Still, suppose the Sultan of Oman found enough credible such nominees (does one say “straw men” in English?). Unless he wants to be a passive shareholder, how would he exercise his shareholder votes? You’d have a stable group of people always voting the same way at the shareholder’s meeting (the way the Sultan of Oman told them to).

ELLX

Indeed.

What is “ownership”? There is no way to control the geographical ownership of a listed company. The Sultan of Oman could probably buy 90% anytime and nobody could do anything about it. The UK Govt could block such in a “national security” scenario but that’s not EJ. So it must be more complex.

Administrator
Shoreham EGKA, United Kingdom

I’m certain that easyJet Europe (the company with the Austrian AOC and OE-reg planes) will understand that and will have worked to ensure 51% EU ownership – otherwise they wouldn’t have bothered.

Andreas IOM

From here:
https://centreforaviation.com/analysis/reports/airline-ownership-and-control-rules-at-once-both-irrelevant-and-enduring-345816

“European Union limits non EU ownership of the airlines of its member states to 49%.” This might prove more difficult for easyjet/BA etc to do than just moving some licences.

The high-end scene in the UK has always been mostly non G-reg. Historically the much more available FAA IR was the main driver in light GA, say up to and including a TBM. I went N-reg after 3 years of G-reg (G-reg bought new).

Historically the UK CAA was also pretty efficient and full of smart people, including at the customer interface. This really has changed

The G-reg bizjets are usually AOC charter ops; it has been possible to get a UK AOC with say an N-reg but by the time you got the permission (G-reg AOC operators were entitled to object to the DfT if someone applied for this) complied with the same maintenance etc you may as well get a G-reg.

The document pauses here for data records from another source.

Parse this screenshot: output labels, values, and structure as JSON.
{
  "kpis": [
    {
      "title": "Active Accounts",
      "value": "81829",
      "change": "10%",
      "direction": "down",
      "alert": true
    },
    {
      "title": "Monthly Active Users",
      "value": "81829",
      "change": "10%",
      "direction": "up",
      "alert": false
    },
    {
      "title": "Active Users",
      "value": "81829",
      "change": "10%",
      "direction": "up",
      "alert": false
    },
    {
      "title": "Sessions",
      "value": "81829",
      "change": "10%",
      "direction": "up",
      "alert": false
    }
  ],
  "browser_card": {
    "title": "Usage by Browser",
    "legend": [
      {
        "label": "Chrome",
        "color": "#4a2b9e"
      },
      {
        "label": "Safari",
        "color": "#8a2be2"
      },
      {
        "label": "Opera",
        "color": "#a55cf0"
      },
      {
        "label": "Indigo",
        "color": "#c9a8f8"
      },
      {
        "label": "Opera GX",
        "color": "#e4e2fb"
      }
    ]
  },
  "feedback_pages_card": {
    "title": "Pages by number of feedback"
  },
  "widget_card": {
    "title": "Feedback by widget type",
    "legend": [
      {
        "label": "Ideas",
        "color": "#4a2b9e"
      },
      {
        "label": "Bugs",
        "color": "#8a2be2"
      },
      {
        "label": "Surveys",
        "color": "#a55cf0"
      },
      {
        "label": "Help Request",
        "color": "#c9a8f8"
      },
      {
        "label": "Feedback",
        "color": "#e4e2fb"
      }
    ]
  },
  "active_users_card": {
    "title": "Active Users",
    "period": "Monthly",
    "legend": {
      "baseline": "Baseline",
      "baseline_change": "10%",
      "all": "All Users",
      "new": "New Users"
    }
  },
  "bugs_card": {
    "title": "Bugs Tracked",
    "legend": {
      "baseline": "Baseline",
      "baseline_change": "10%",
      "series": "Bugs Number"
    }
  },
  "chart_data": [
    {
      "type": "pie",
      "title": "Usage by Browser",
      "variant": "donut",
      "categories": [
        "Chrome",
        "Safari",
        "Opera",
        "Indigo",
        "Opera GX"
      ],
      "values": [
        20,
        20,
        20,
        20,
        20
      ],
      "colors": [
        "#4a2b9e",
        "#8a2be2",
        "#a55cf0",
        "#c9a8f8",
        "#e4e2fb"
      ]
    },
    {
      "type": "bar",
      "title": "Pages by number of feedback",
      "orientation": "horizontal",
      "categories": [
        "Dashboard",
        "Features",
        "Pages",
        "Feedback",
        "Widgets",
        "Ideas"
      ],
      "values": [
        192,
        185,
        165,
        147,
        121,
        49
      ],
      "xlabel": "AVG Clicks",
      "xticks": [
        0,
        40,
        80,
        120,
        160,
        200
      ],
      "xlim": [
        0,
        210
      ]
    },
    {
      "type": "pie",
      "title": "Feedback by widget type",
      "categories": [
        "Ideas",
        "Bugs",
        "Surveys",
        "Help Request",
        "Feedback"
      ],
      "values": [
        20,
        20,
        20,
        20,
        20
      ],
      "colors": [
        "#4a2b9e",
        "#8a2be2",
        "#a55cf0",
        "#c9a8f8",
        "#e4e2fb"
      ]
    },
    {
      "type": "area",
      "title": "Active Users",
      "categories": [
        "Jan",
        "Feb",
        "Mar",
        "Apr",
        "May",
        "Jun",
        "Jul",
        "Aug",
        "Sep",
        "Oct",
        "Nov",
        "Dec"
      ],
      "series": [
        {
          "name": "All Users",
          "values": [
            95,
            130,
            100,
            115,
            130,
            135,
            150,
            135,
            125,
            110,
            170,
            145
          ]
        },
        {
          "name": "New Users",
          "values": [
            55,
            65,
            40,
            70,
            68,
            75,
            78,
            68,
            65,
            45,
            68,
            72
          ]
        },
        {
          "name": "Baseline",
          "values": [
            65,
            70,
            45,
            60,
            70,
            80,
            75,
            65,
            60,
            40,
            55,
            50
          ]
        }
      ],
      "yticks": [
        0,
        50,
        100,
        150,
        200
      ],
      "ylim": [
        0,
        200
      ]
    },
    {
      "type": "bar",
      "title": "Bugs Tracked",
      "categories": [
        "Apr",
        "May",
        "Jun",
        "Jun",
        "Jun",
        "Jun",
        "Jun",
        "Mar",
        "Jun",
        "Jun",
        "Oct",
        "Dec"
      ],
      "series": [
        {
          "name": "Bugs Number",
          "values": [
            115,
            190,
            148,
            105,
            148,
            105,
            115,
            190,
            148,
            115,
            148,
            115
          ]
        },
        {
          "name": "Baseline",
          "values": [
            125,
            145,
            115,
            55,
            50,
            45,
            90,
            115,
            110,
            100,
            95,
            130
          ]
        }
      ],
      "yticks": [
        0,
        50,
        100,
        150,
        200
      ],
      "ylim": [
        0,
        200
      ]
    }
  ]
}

The airline moves were done to avoid creating a cabotage situation. In international aviation, for paying passengers, you can fly e.g. an X-reg within country X, from X to country Y, but you cannot do a flight which departs and lands wholly within country Y. It is very hard to get international agreements to enable cabotage, because every country has its domestic airlines and they raise hell if anyone applies for a permission. The EU legalised cabotage within the EU, so e.g. Easyjet could do a flight wholly within France. Once the UK leaves the EU, Easyjet etc could continue flying where one end of the flight was in the UK but that would have restricted their operations considerably. So they moved to an EU based AOC, which needs an EU based office, nominally, and following the Brussels “extreme hardball” threat to invalidate UK pilot licenses on 29th March 2019, they moved those, and then they had to re-register any G-regs in an EU country… They no doubt spent millions to cover their 6 o’clock, but their shareholders would have expected them to do nothing lesser.

Administrator
Shoreham EGKA, United Kingdom

Mooney_Driver wrote:

Easy and some other airlines are justifiably concerned about their ability to serve inter-European flights after Brexit. That is why they move away from G-Reg. Failing an air transport agreement at Brexit date, with G-Reg they might end up loosing all but the from-to UK routes if they remained in G-Reg.

I would think that this is decided by where they have their AOC, not where their aircraft are registered. Of course if you have an EASA AOC it is likely simpler to have the aircraft registered in EASA-land than outside.

ESKC (Uppsala/Sundbro), Sweden

Bathman wrote:

I suppose my question is can the CAA remain in It’s current form with the obvious massive loss of income they must be experiening? Also if the UK leaves EASA is their opportunity to improve our current regulations so the UK becomes a registration of choice. Rather than avoid?

Yes, I think one of the attractions of UK independence from EASA would be the pressure brought to bear to create a UK regulatory regime which is attractive when compared with EASA and equal when compared with FAA. Whether that pressure will result in leadership from within is another question. Time will tell. EASA would not be hard to beat and it does seem to me that pressure for UK CAA self preservation might produce results. Competition improves the breed.